The most beautifully named river in all of London begins life in Bromley, flows through Greenwich and joins the mighty Ravensbourne in Lewisham. The name Quaggy is actually relatively modern and, up until the middle of the nineteenth century, it was referred to largely as 'Lee Water' or the 'Quagga'. Only in 1863 did the name Quaggy stick and it is most likely a reference to the nature of the ground around it. Though a small river, the Quaggy has actually burst its banks on a number of occasion, and as a result has become one of the UK’s most heavily engineered rivers as much of it is now guided by concrete channels. Still, this has not stopped the raging Quaggy rising above its banks on occasion, most recently in 2014, when it caused at least £100,000 worth of damage to properties in Eltham.

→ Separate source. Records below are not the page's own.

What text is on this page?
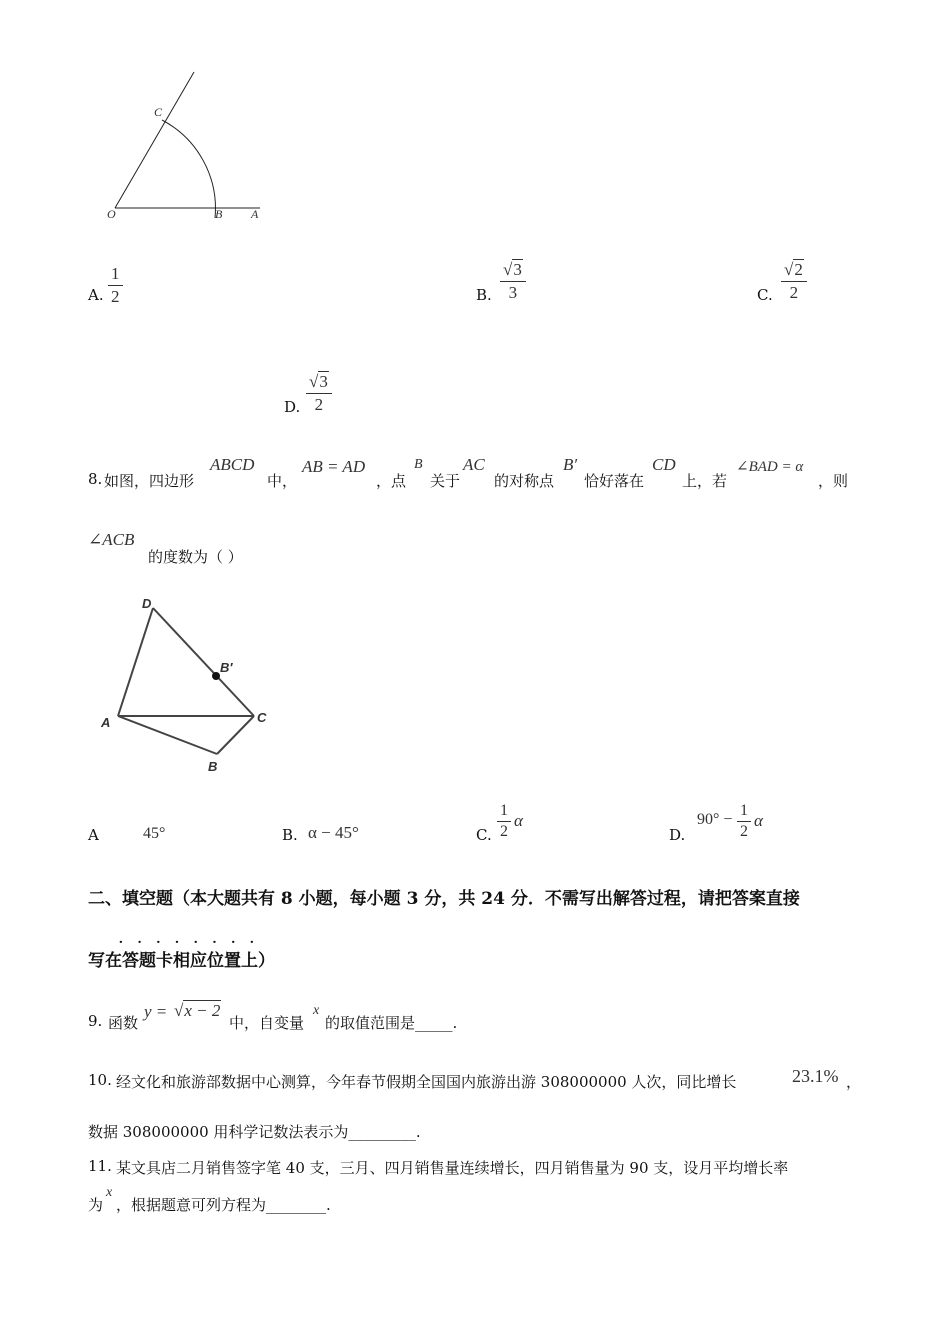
C
O	B A
A. $\frac{1}{2}$	B. $\frac{√3}{3}$	C. $\frac{√2}{2}$
D. $\frac{√3}{2}$
8. 如图，四边形
ABCD
中，
AB = AD
，点
B
关于
AC
的对称点
B′
恰好落在
CD
上，若
∠BAD = α
，则
∠ACB
的度数为（ ）
D
B′
A	C
B
A	45°	B. α − 45°	C. $\frac{1}{2}$ α
D.
$90^\circ - \frac{1}{2}$ α
二、填空题（本大题共有 8 小题，每小题 3 分，共 24 分．不需写出解答过程，请把答案直接
········
写在答题卡相应位置上）
9. 函数
y = √x − 2
中，自变量
x
的取值范围是_____.
10. 经文化和旅游部数据中心测算，今年春节假期全国国内旅游出游 308000000 人次，同比增长	23.1% ，
数据 308000000 用科学记数法表示为_________.
11. 某文具店二月销售签字笔 40 支，三月、四月销售量连续增长，四月销售量为 90 支，设月平均增长率
为
x
，根据题意可列方程为________.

The furious River Effra ran through Herne Hill, Brixton and ended in Vauxhall. Like the Peck, it was covered over as a sewer in the nineteenth century, and evidence of its presence in the area exists in name alone now – Effra Road and Effra Parade. The name Effra is thought to be either Celtic for the word 'torrent', or, as an old pronunciation of Heathrow – the river once flowing through the Manor of Heathrow in Brixton, not the former hamlet of Heathrow in Hillingdon, which now lies underneath the airport of the same name. It has its own place in history most notable by, 'Cnut the Great', who famously believed he had supernatural powers and could control the sea, sailed up the river during his conquest of England in 1016, rather than telling the river to move. Despite being covered for some time, the Effra has reared its head again on a number of occasion such as in the 1950s when it flooded the Oval cricket ground in Kennington, and then again on an even wider scale in 2007.

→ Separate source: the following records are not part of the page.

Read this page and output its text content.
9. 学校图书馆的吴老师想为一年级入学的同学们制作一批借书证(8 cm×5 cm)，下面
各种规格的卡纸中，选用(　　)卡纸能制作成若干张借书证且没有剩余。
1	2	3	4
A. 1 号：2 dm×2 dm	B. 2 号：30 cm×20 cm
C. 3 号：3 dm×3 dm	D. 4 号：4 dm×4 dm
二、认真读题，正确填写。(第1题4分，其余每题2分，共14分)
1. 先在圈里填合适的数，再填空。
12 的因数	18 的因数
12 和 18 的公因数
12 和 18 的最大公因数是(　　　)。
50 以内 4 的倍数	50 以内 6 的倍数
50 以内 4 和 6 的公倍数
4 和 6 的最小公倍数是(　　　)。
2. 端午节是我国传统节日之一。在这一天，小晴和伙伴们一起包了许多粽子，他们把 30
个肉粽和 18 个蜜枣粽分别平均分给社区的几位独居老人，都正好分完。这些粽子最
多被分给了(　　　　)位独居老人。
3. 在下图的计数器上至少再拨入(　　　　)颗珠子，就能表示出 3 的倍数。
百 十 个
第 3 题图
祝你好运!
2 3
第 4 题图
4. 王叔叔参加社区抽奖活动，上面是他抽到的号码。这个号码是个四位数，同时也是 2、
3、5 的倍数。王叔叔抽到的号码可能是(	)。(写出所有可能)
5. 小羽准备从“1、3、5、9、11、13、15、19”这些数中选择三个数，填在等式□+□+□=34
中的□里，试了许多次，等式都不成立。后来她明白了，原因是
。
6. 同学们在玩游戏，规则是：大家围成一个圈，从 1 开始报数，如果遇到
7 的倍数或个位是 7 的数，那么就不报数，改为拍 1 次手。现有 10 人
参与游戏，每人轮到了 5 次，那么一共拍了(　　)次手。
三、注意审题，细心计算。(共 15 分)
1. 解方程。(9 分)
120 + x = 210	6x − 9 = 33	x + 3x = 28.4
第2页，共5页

One would not necessarily know that Peckham is named after the River Peck, if you went there. Mainly because there isn’t a river in Peckham. Really there is, it’s just underground these days. The name ‘Peckham’ is of Saxon origin and means ‘the village of the River Peck’. Why the River Peck was called the River Peck is unknown - one can only imagine the reasons behind it. Honestly it’s tough to think of an amusing reason for it. The river used to rise in Honor Oak, run through Peckham and onto Bermondsey, where it joined another lost river; the Earl’s Sluice. It was enclosed as the Earl Main Sewer in the 1820s and can only now be seen, briefly, in Peckham Rye Park.

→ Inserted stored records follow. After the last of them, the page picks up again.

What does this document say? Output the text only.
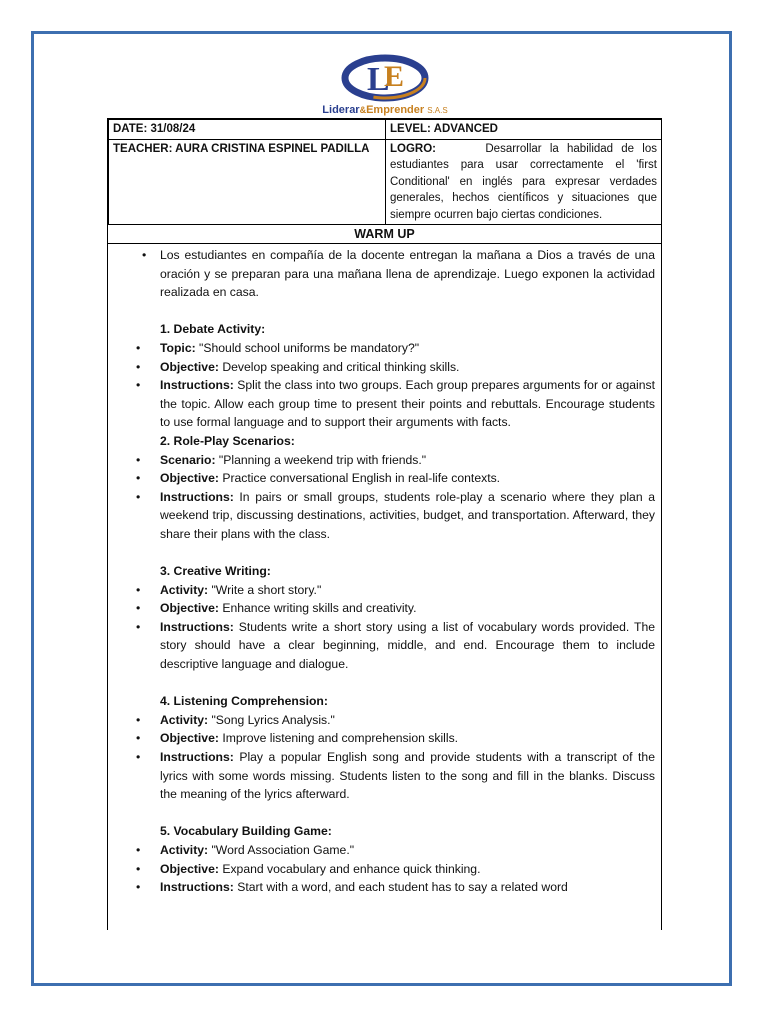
L
E
Liderar&Emprender S.A.S
DATE: 31/08/24	LEVEL: ADVANCED
TEACHER: AURA CRISTINA ESPINEL PADILLA	LOGRO: Desarrollar la habilidad de los estudiantes para usar correctamente el 'first Conditional' en inglés para expresar verdades generales, hechos científicos y situaciones que siempre ocurren bajo ciertas condiciones.
WARM UP
• Los estudiantes en compañía de la docente entregan la mañana a Dios a través de una oración y se preparan para una mañana llena de aprendizaje. Luego exponen la actividad realizada en casa.
1. Debate Activity:
• Topic: "Should school uniforms be mandatory?"
• Objective: Develop speaking and critical thinking skills.
• Instructions: Split the class into two groups. Each group prepares arguments for or against the topic. Allow each group time to present their points and rebuttals. Encourage students to use formal language and to support their arguments with facts.
2. Role-Play Scenarios:
• Scenario: "Planning a weekend trip with friends."
• Objective: Practice conversational English in real-life contexts.
• Instructions: In pairs or small groups, students role-play a scenario where they plan a weekend trip, discussing destinations, activities, budget, and transportation. Afterward, they share their plans with the class.
3. Creative Writing:
• Activity: "Write a short story."
• Objective: Enhance writing skills and creativity.
• Instructions: Students write a short story using a list of vocabulary words provided. The story should have a clear beginning, middle, and end. Encourage them to include descriptive language and dialogue.
4. Listening Comprehension:
• Activity: "Song Lyrics Analysis."
• Objective: Improve listening and comprehension skills.
• Instructions: Play a popular English song and provide students with a transcript of the lyrics with some words missing. Students listen to the song and fill in the blanks. Discuss the meaning of the lyrics afterward.
5. Vocabulary Building Game:
• Activity: "Word Association Game."
• Objective: Expand vocabulary and enhance quick thinking.
• Instructions: Start with a word, and each student has to say a related word
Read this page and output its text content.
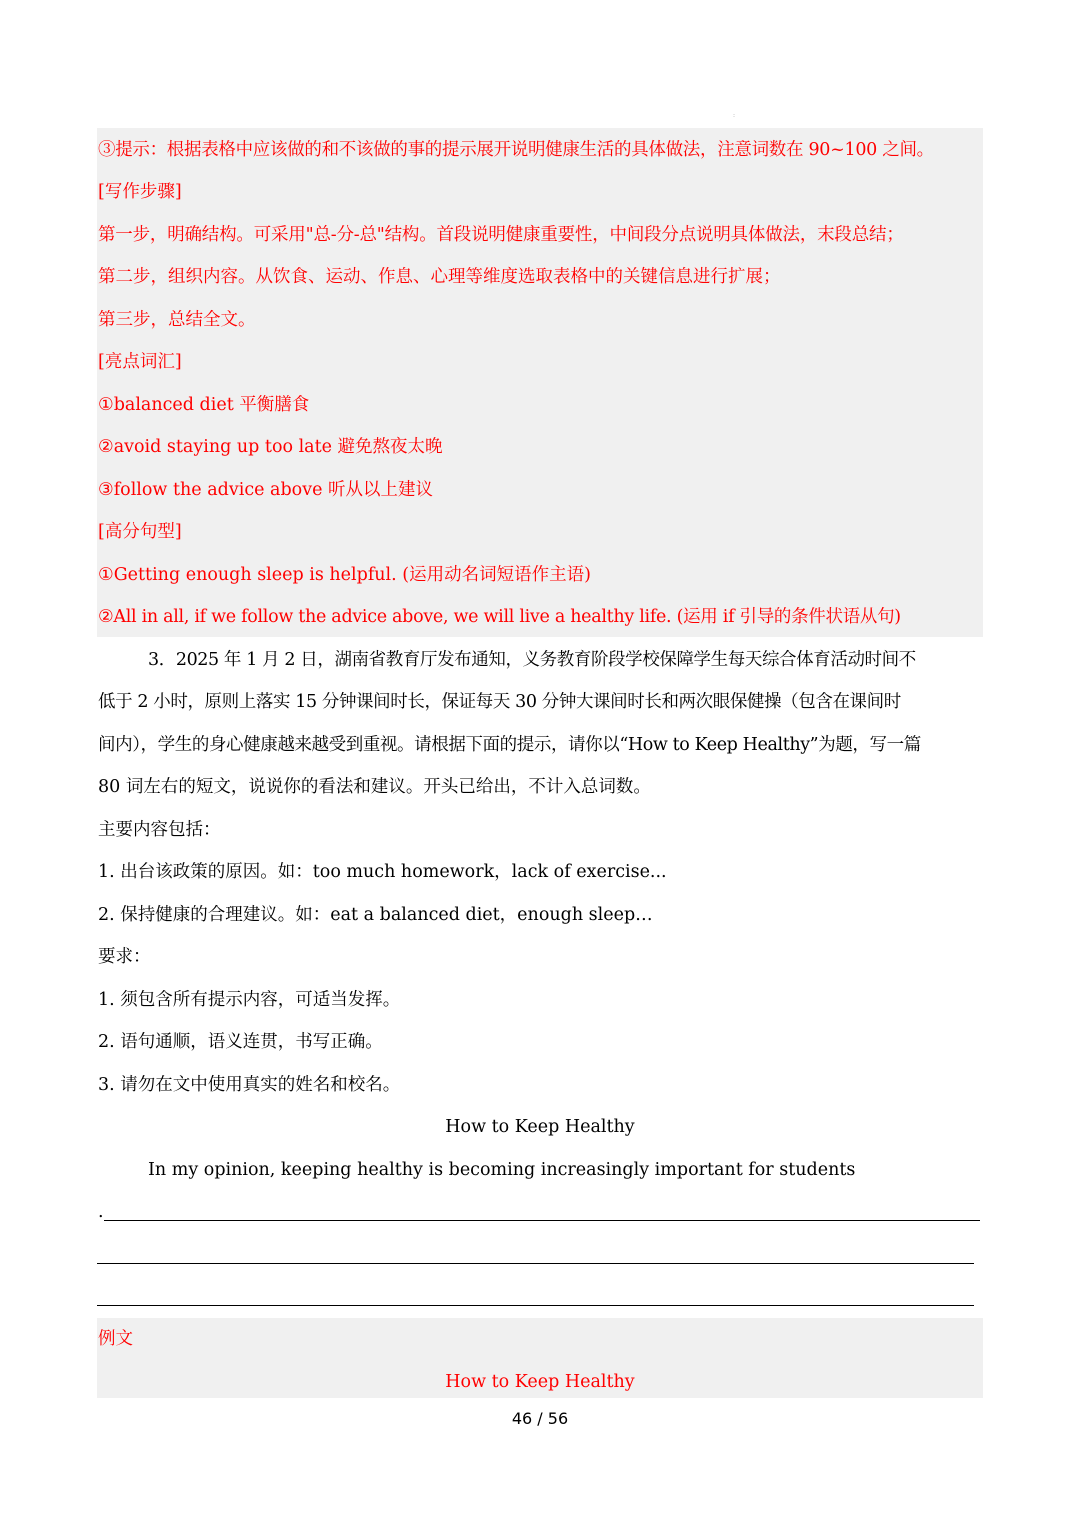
:
③提示：根据表格中应该做的和不该做的事的提示展开说明健康生活的具体做法，注意词数在 90~100 之间。
[写作步骤]
第一步，明确结构。可采用"总-分-总"结构。首段说明健康重要性，中间段分点说明具体做法，末段总结；
第二步，组织内容。从饮食、运动、作息、心理等维度选取表格中的关键信息进行扩展；
第三步，总结全文。
[亮点词汇]
①balanced diet 平衡膳食
②avoid staying up too late 避免熬夜太晚
③follow the advice above 听从以上建议
[高分句型]
①Getting enough sleep is helpful. (运用动名词短语作主语)
②All in all, if we follow the advice above, we will live a healthy life. (运用 if 引导的条件状语从句)
3．2025 年 1 月 2 日，湖南省教育厅发布通知，义务教育阶段学校保障学生每天综合体育活动时间不
低于 2 小时，原则上落实 15 分钟课间时长，保证每天 30 分钟大课间时长和两次眼保健操（包含在课间时
间内），学生的身心健康越来越受到重视。请根据下面的提示，请你以“How to Keep Healthy”为题，写一篇
80 词左右的短文，说说你的看法和建议。开头已给出，不计入总词数。
主要内容包括：
1. 出台该政策的原因。如：too much homework，lack of exercise...
2. 保持健康的合理建议。如：eat a balanced diet，enough sleep…
要求：
1. 须包含所有提示内容，可适当发挥。
2. 语句通顺，语义连贯，书写正确。
3. 请勿在文中使用真实的姓名和校名。
How to Keep Healthy
In my opinion, keeping healthy is becoming increasingly important for students
.
例文
How to Keep Healthy
46 / 56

Those who have been to Bermondsey will most likely recognise the name Neckinger from the road that runs directly through the area. That road is named after the River Neckinger, which ran through Bermondsey to St. Saviour’s Dock and is now covered over. The name Neckinger has a rather grisly origin and is believed to come from the term ‘Devil’s neckcloth’, a slang term for a noose. Until the eighteenth century, pirates were hanged near the mouth of the river Neckinger and displayed just a little further down on the Isle of Dogs. They weren’t the only individuals to meet their demise near the Neckinger. In Charles Dickens’ novel Oliver Twist, the life of the infamous Bill Sykes is ended in the squalid environment of the Victorian St. Saviour’s Dock.
Similar to Bill's fate, the Neckinger marks the end of our account of South London's long lost rivers. Now go forth and explore!